Chondrosarcoma. The most serious sequela of HMO is malignant transformation of an osteochondroma. Axial sites such as the pelvis, scapula, ribs, and spine are more commonly the location of transformation of osteochondromas to chondrosarcoma [Porter et al 2004]. Rapid growth and increasing pain, especially in a physically mature person, are signs of sarcomatous transformation, a potentially life-threatening condition.
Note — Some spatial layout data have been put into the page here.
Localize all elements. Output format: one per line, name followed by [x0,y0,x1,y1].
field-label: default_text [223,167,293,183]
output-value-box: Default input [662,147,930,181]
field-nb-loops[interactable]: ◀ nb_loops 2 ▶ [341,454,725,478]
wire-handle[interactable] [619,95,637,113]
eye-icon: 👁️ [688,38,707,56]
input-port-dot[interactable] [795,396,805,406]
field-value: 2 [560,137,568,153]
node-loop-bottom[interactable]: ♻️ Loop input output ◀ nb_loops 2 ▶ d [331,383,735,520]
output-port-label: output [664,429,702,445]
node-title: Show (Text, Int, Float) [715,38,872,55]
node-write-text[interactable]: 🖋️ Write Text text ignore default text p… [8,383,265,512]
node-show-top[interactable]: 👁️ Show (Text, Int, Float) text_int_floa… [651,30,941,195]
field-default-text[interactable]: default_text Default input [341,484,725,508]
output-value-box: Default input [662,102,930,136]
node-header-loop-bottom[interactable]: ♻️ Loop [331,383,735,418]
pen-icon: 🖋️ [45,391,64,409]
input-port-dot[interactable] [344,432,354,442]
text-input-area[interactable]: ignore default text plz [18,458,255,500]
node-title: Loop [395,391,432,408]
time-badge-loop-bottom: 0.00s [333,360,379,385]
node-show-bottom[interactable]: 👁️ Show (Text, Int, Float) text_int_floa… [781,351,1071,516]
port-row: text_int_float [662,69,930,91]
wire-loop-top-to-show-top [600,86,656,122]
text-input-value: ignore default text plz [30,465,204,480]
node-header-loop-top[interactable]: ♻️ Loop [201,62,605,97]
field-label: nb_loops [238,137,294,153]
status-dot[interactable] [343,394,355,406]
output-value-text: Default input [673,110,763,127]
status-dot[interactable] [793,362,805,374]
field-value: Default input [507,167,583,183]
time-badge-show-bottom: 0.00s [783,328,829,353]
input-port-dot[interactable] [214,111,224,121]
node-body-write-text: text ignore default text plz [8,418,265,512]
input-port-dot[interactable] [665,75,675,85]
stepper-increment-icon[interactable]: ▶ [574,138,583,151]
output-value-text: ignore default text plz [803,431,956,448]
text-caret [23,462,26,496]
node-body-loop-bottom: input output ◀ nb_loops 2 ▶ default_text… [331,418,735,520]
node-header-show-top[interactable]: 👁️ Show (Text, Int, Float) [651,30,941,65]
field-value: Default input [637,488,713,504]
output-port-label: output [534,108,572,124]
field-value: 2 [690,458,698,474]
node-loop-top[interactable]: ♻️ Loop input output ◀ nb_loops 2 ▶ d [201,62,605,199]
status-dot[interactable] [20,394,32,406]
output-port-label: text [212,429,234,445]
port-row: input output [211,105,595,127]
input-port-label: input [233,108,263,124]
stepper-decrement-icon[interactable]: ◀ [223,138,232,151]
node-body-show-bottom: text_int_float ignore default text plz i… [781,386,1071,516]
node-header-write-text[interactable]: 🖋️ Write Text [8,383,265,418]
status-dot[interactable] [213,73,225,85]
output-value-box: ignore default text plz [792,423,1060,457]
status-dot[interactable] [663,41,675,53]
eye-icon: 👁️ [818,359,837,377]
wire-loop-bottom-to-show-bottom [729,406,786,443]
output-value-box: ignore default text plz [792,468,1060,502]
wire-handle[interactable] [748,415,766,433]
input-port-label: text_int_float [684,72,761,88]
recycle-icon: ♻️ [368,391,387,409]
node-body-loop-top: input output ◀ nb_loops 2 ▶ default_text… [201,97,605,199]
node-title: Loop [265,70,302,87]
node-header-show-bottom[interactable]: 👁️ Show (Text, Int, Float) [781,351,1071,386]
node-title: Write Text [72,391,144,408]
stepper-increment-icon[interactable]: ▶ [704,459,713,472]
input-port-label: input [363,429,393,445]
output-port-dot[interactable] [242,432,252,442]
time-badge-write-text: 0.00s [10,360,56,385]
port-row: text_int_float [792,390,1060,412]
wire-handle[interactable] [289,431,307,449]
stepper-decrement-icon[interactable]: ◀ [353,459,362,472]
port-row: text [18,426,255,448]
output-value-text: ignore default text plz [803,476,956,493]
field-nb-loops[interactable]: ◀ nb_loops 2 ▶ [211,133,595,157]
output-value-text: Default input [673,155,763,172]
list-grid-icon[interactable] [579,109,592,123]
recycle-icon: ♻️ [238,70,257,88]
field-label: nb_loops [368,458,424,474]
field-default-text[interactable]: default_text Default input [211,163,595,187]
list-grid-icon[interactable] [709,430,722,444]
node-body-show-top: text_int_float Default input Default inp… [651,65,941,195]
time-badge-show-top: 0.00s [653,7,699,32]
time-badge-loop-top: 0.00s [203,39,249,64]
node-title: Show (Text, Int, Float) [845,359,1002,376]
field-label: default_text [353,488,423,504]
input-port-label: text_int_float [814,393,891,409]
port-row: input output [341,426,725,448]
A bulky cartilage cap (best visualized with MRI or CT) thicker than 2-3 cm is highly suggestive of chondrosarcoma [Shah et al 2007, Bernard et al 2010]. After skeletal maturity, increased radionucleotide uptake on serial technetium bone scans may also be evidence of malignancy. High metabolic activity in the cartilage as evidenced by uptake of gadolinium on T2-weighted MRI may also be indicative of malignancy [De Beuckeleer et al 1996]. FDG-PET imaging may be useful in the workup for malignant transformation in HMO. A standardized uptake value maximum (SUVmax) of 2 has been reported as the cutoff above which chondrosarcomatous transformation of an osteochondroma has likely occurred, although lesions with an SUVmax as low as 1.3 have been found in grade I chondrosarcoma [Aoki et al 1999, Feldman et al 2005, Purandare et al 2019].
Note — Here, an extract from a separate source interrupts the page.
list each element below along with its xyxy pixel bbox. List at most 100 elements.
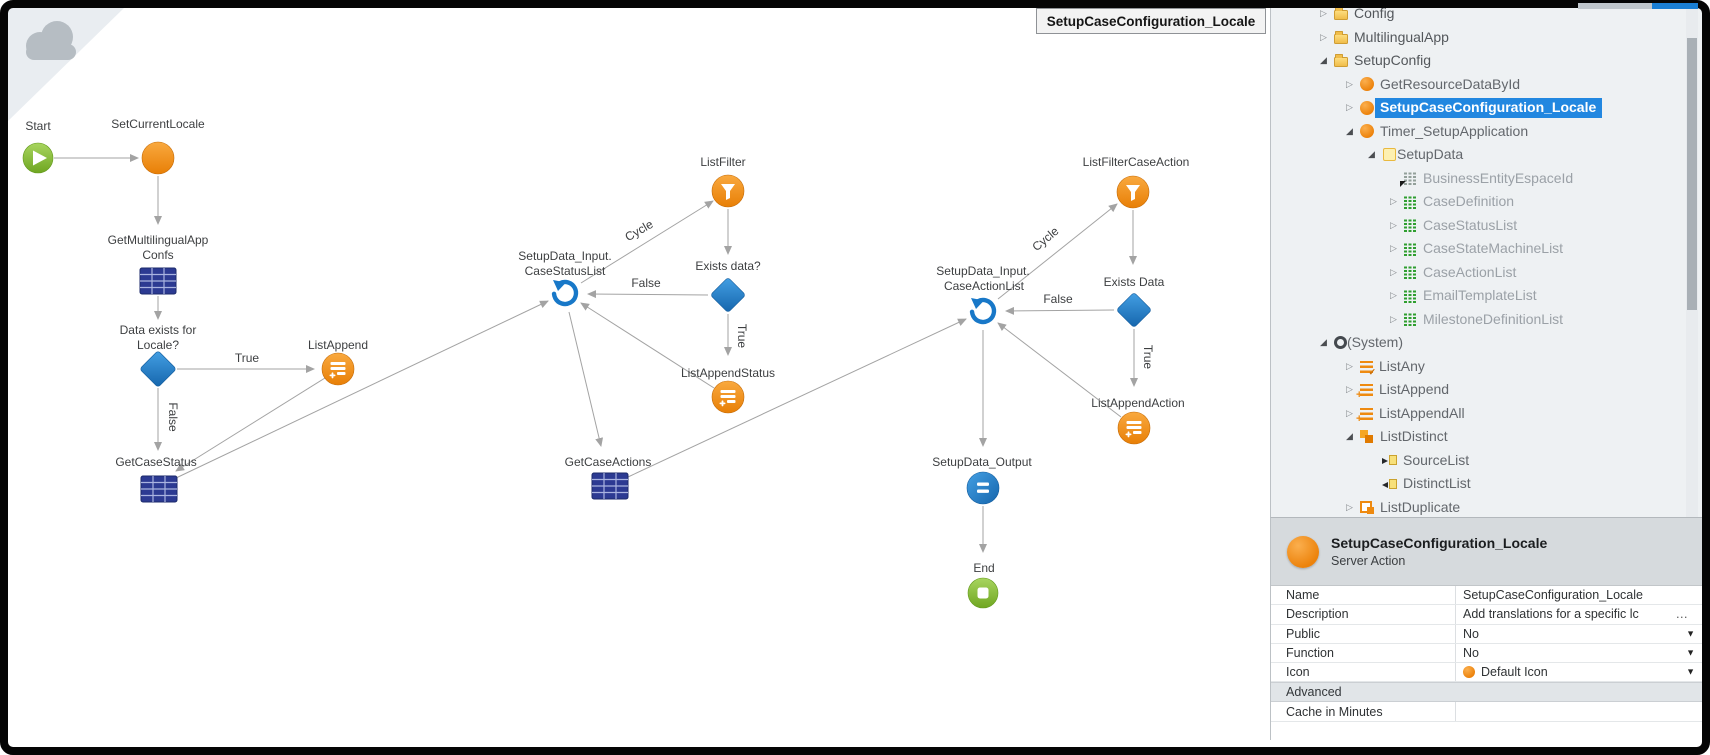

The incidence of malignant transformation to chondrosarcoma, or less commonly to other sarcomas, is estimated at 2%-10%. In a large cohort of 529 affected individuals, the rate of malignant transformation was calculated to be 5% [Pedrini et al 2011]. A survey of an international heterogeneous cohort of 757 individuals with HMO revealed 21 (2.7%) with malignant transformation, with pelvis and scapula the most common sites of malignant change from benign osteochondromas [Czajka & DiCaprio 2015]. However, rates as high as 10% have been reported in individuals with HMO [Tepelenis et al 2021].
Malignant transformation can occur during childhood or adolescence, but the risk increases with age [Schmale et al 2010]. Based on a study of HMO in Washington State, United States, it was estimated that HMO may increase the risk of developing a chondrosarcoma by a factor of 1,000-2,500 over the risk for individuals without HMO.
Other
Vascular abnormalities. In addition to vascular abnormalities from osteochondromas close to vascular structures, an association between osteochondromas and venous malformations has been reported [
Albokhari et al 2023].
Leukemia. There have been reports of a possible role of
EXT1 and
EXT2 in leukemogenesis through several mechanisms. To date, three individuals have been reported with HMO and leukemia [
Comisi et al 2025].
Bursal formation between osteochondromas and surrounding tissues occurs in at least 1.5% of individuals with HMO and can result in painful mass formation that tends to increase with size. This is most frequent in lesions of the scapula and shoulder joint [
Murphey et al 2000]. It is important to differentiate symptomatic bursal formation from malignant transformation when an individual presents with new worsening pain.
Prognosis. Males tend to be more severely affected than females [Pedrini et al 2011]. Although pain is commonly reported, most individuals with HMO lead active, healthy lives.